An example for this might be, when you have the files
http://example.org/foo.php
http://example.org/foo.js
which both do the same job, but the former is executed as PHP on
the server-side, while the later is executed as JavaScript on the
client-side.
If you really want it, just add MIME type definitions for file
extensions you need to your Apache 2 configuration. For example
to recognize php and phps extensions you would add:
AddType application/x-php php
AddType application/x-php-source phps
This scenario is really very rarely used (if at all)!
PHP 5 CGI and Apache HTTP Server
----------------------------------------------------------------------
In simple cases, what you probably want isn't the php5-cgi package
at all, but rather the libapache2-mod-php5 package, which will
configure itself on installation and Just Work(tm). However, if you
have a need to use the CGI version of PHP 5 with Apache HTTP Server,
the following should help get you going, though there are dozens of
different ways to do this.
The current recommended approach is to install the php5-fpm package
and use FastCGI to interface to your webserver. However, you will
have to use the libapache2-mod-fastcgi package (from non-free) or a
different FastCGI-capable webserver (such as nginx or lighttpd),
since the libapache2-mod-fcgid available from the main archive has
no way of interacting with external FastCGI servers.
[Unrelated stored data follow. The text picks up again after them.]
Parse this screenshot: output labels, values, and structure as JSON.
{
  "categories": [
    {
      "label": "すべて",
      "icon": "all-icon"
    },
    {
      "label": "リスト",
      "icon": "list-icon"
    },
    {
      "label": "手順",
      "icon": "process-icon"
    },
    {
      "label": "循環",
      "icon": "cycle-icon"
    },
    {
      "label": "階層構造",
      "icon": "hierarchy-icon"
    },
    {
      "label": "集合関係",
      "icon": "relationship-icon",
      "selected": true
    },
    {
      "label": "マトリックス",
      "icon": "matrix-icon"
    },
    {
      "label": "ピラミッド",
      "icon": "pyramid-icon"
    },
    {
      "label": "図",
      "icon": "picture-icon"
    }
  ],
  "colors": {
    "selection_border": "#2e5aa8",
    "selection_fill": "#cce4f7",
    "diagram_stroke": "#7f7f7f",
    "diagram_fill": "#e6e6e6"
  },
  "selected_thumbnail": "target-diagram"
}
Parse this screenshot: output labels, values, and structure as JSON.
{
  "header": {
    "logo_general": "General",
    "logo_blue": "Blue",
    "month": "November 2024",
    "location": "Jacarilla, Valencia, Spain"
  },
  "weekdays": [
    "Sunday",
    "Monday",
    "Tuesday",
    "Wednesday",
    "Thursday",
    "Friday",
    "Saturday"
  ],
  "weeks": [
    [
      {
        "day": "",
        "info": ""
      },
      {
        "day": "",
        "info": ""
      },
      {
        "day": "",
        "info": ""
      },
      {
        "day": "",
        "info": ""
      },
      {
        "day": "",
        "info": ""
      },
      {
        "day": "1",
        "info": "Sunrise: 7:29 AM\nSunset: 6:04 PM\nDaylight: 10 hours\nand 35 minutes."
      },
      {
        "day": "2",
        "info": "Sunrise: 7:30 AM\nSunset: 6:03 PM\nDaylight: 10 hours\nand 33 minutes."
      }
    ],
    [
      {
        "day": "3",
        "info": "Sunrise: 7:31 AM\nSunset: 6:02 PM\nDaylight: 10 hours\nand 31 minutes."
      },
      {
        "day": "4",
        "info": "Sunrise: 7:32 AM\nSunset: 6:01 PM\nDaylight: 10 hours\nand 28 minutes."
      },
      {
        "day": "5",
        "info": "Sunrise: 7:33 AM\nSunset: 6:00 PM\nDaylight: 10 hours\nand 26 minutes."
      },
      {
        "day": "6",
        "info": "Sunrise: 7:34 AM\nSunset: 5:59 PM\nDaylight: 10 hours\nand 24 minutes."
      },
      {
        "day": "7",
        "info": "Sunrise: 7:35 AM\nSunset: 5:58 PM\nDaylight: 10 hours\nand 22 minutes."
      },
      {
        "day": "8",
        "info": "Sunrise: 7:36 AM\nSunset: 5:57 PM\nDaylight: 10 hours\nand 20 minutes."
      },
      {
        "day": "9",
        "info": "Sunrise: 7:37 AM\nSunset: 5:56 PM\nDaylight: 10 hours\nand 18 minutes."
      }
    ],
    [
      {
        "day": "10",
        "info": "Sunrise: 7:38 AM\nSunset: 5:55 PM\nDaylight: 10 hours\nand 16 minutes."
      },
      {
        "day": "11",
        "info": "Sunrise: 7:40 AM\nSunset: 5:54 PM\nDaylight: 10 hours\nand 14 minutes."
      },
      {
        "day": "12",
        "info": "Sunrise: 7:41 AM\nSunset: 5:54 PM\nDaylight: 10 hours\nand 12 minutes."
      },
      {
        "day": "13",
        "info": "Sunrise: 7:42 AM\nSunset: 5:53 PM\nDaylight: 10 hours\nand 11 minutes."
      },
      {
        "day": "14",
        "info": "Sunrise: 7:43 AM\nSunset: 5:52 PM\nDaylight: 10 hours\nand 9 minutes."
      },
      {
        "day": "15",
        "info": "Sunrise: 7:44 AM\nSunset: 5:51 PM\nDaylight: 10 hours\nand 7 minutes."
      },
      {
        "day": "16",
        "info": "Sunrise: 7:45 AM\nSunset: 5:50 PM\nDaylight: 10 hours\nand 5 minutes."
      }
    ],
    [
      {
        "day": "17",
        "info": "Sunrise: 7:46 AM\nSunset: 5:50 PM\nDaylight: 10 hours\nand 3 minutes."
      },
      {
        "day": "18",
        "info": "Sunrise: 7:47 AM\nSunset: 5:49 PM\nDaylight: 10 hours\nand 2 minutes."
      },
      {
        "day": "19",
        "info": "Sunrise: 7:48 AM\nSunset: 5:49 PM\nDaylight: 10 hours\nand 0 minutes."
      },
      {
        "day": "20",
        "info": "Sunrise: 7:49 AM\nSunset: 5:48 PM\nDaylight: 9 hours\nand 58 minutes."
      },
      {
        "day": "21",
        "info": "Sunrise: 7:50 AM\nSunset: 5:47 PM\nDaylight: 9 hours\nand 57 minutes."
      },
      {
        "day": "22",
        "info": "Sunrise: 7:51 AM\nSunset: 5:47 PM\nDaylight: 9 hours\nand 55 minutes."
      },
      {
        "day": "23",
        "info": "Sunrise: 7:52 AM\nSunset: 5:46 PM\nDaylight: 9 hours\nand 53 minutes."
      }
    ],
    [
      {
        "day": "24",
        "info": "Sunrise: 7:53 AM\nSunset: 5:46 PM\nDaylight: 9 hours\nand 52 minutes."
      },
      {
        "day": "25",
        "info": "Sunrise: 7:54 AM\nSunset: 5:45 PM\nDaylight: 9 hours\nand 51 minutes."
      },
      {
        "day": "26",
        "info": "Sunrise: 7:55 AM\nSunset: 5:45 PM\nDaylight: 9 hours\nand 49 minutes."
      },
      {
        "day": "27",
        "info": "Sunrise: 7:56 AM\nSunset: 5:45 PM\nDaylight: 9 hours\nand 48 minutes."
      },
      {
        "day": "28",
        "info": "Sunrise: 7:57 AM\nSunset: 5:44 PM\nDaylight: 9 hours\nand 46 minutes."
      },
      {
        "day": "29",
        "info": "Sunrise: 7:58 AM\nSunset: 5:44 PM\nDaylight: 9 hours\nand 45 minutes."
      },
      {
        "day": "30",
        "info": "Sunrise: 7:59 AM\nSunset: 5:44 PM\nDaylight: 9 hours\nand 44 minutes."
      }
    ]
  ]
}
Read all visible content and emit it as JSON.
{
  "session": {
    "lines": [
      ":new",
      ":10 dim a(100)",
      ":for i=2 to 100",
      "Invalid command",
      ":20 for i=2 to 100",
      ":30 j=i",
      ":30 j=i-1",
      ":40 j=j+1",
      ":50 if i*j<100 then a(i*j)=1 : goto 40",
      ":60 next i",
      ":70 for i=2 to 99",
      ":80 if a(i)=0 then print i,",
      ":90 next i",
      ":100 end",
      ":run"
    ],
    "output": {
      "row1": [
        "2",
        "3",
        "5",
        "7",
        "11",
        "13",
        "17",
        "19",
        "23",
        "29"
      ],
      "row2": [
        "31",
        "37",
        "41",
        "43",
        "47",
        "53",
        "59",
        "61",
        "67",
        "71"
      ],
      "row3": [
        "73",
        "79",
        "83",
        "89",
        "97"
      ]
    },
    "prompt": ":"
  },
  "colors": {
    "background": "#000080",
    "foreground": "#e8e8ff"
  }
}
Please note that this process will never be made automatic, as
php5-cgi is meant to be a webserver-agnostic package that can be
used with any httpd, and we don't want it to conflict with the
httpd-specific packages such as libapache2-mod-php5. If both were
installed side-by-side and both were automatically enabled, the
results would be a bit confusing, obviously.
You should also be aware that a server deployed in CGI mode is open
to several possible vulnerabilities. See the upstream CGI security
page to learn how to defend yourself from such attacks:
http://www.php.net/manual/en/security.cgi-bin.php
To use php5-cgi with Apache HTTP Server:
1) activate php5_cgi module: run 'a2enconf php5-cgi'
2) this will also activate the mod_actions module as a dependency
3) comment out the last block of configuration in the
/etc/apache2/mods-enabled/php5_cgi.conf file to enable
server-wide PHP 5 CGI or add the mentioned configuration block to
one or more virtual hosts or directories.
4) It's advised to not mix-and-match multiple SAPIs (such as
php5-cgi along with libapache2-mod-php5) in the same apache2
configuration as it is likely to create unpredictable results.
Configuration Layout
----------------------------------------------------------------------
Each SAPI (apache2/apache2filter/cgi/cli/fpm) has a different
central configuration file /etc/php5/$SAPI/php.ini.
Additionally, each SAPI is configured with the compile-time option
--with-config-file-scan-dir=/etc/php5/$SAPI/conf.d
which for all SAPIs is actually a symlink pointing to a central
directory /etc/php5/conf.d. Any file found in this directory ending
in .ini will be treated as a configuration file by the PHP SAPI.
The rationale behind this method is that each SAPI can thus be
identically configured with a minimal amount of conffile handling,
but at the same time if you want to have SAPI-specific
configuration, you can just remove the symlink.
Note that the usage of the PHP_INI_SCAN_DIR environment variable
overrides what is set with --with-config-file-scan-dir and thus the
directory /etc/php5/$SAPI/conf.d will no longer be included.
Timezone data from system timezone database
----------------------------------------------------------------------
Debian PHP has been patched to use the system wide timezone database
from the tzdata package, making sure any updates there are
automatically used by PHP as well.
Note that this requires that the PHP process has access to
/etc/localtime and /usr/share/zoneinfo. For any regular installation
this should be the case, but in specific secured environments when
reading the timezone database is impossible PHP will give a
"Timezone database is corrupt - this should *never* happen!" error.
Further documentation, errata, misc.
----------------------------------------------------------------------
Errata and other general information about PHP in Debian can be
found in the debian wiki at:
http://wiki.debian.org/PHP
If after reading the documentation in this file you still have
unanswered questions, that's a good next place to go.